GS: There were previously attacks on a Jewish community garden and a mosque, and there was a nationalist march with torches reminiscent of marches in Nazi Germany. We see that these people exist, but it’s not clear how well they can organize and hold mass actions. I think the Russian police are pretty well-organized to counter social activity…. For this reason, I wouldn’t expect any pogroms or mass unrest in Volgograd from these people. 
AL: Members of the Circassian diaspora have been calling for a boycott of the Olympics, which will take place in an area where their ancestors were killed and from which they were driven out during the Russian conquest, in what many call a genocide. [The mountain peoples surrendered to the Russians at Krasnaya Polyana, which will host the Olympics on-snow events on the 150th anniversary of their defeat.] Is their “No Sochi 2014” campaign a serious movement or a PR ploy?
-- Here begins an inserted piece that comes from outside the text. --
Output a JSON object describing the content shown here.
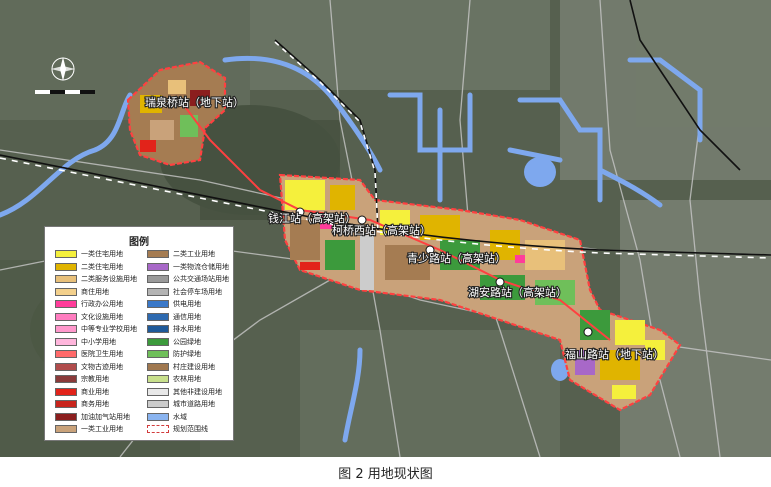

GS: This activity is mainly from the Circassian diaspora outside Russia. Inside Russia there are lots of activists, but almost no one is calling for a boycott. Circassian activists are being threatened by state agencies, and some have been detained. As in Volgograd, security services are well-organized to counter social activity. Inside Russia there is no real recognition of a Circassian movement as legitimate by the state. As for outside, I think we’re currently seeing more PR action than any real attempts to suggest an agenda. But I don’t know to what extent the decision by key political leaders in Europe and the United States [not to attend the Olympics] have been based on arguments about the Circassian genocide, which was one of the bloodiest colonial crimes in Russian history.